Professor of Public Policy, School of Social and Political Science and Director, Academy of Government, University of Edinburgh
Speaker: James Mitchell, FAcSS, FRSE, Professor of Public Policy, School of Social and Political Science and Director, Academy of Government, University of Edinburgh
Date: Sunday, October 7, 2018
Time: 6:30 PM. Doors open at 6 PM.
Place: Hager Auditorium, Museum of the Rockies
Title: Brexit and Scottish Independence: How the Vote to Leave the EU Will Shape Scotland's Future
Sponsoring department: Political Science
In 2014, the Scottish people elected to retain their more than 300 year political union with England. In the 2016 Brexit referendum, Scotland voted decisively to remain in the EU, while a UK-wide majority voted to leave. In this talk, Mitchell will discuss the consequences of Brexit for the United Kingdom, and in particular, Scotland. Of special interest is the effect of the split result on existing devolved arrangements not only in Scotland, but in Wales and Northern Ireland. Finally, Mitchell will discuss whether the vote to leave the European Union will embolden the Scottish Government to pursue yet another independence referendum in the near-term and the consequence of the recent Conservative revival for Scottish Parliamentary elections in 2021.
About the speaker:
James Mitchell is an expert on Scottish and British politics, having given evidence to various Parliamentary Committees in Westminster, Holyrood and Stormont on devolved government, constitutional politics and policy.
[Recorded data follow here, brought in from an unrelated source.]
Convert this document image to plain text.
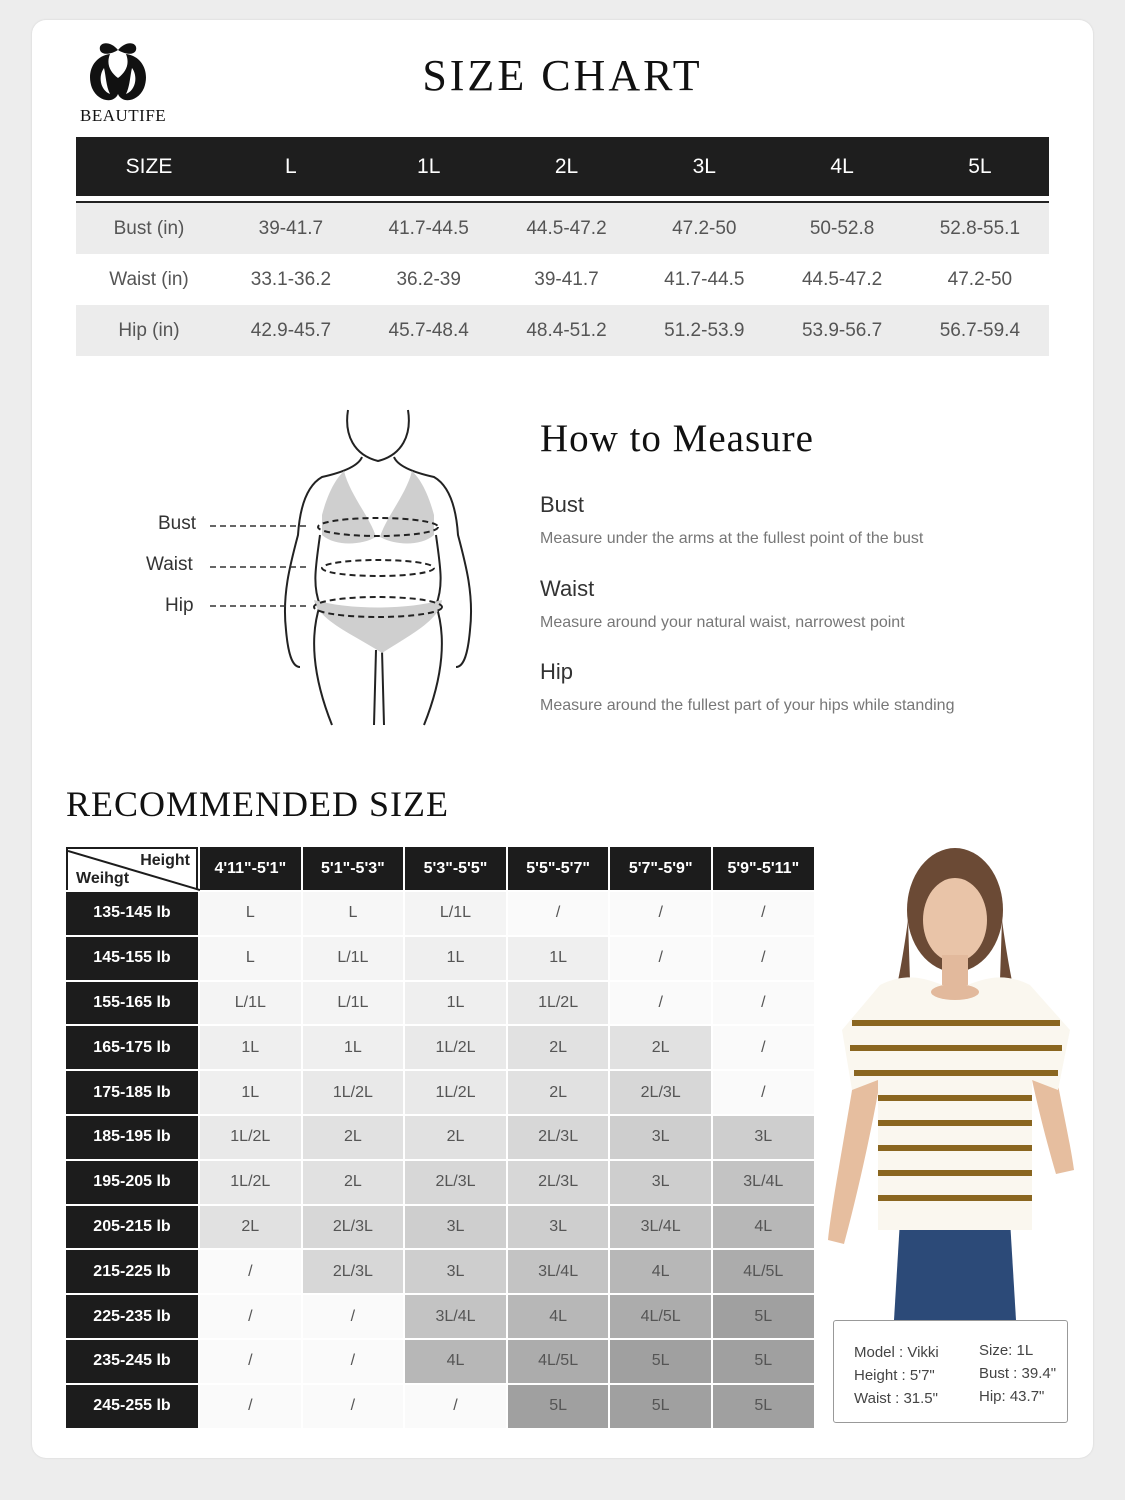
BEAUTIFE
SIZE CHART
SIZE	L	1L	2L	3L	4L	5L
Bust (in)	39-41.7	41.7-44.5	44.5-47.2	47.2-50	50-52.8	52.8-55.1
Waist (in)	33.1-36.2	36.2-39	39-41.7	41.7-44.5	44.5-47.2	47.2-50
Hip (in)	42.9-45.7	45.7-48.4	48.4-51.2	51.2-53.9	53.9-56.7	56.7-59.4
Bust
Waist
Hip
How to Measure
Bust
Measure under the arms at the fullest point of the bust
Waist
Measure around your natural waist, narrowest point
Hip
Measure around the fullest part of your hips while standing
RECOMMENDED SIZE
Height
Weihgt
4'11"-5'1"	5'1"-5'3"	5'3"-5'5"	5'5"-5'7"	5'7"-5'9"	5'9"-5'11"
135-145 lb	L	L	L/1L	/	/	/
145-155 lb	L	L/1L	1L	1L	/	/
155-165 lb	L/1L	L/1L	1L	1L/2L	/	/
165-175 lb	1L	1L	1L/2L	2L	2L	/
175-185 lb	1L	1L/2L	1L/2L	2L	2L/3L	/
185-195 lb	1L/2L	2L	2L	2L/3L	3L	3L
195-205 lb	1L/2L	2L	2L/3L	2L/3L	3L	3L/4L
205-215 lb	2L	2L/3L	3L	3L	3L/4L	4L
215-225 lb	/	2L/3L	3L	3L/4L	4L	4L/5L
225-235 lb	/	/	3L/4L	4L	4L/5L	5L
235-245 lb	/	/	4L	4L/5L	5L	5L
245-255 lb	/	/	/	5L	5L	5L
Model : Vikki
Height : 5'7"
Waist : 31.5"
Size: 1L
Bust : 39.4"
Hip: 43.7"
He holds a Ph.D. from Oxford University, and has written extensively on the rise of the Scottish National Party, Scotland's constitutional status and Scottish national identity. He is a co-investigator on the ESRC's Scottish Referendum Study, which explores the how and why Scotland voted to remain in the United Kingdom. His most recent article "Brexit and Scotland," published in the British Journal of Political and International Relations, examines the consequences for the leave vote on Scotland's future prospects for independence.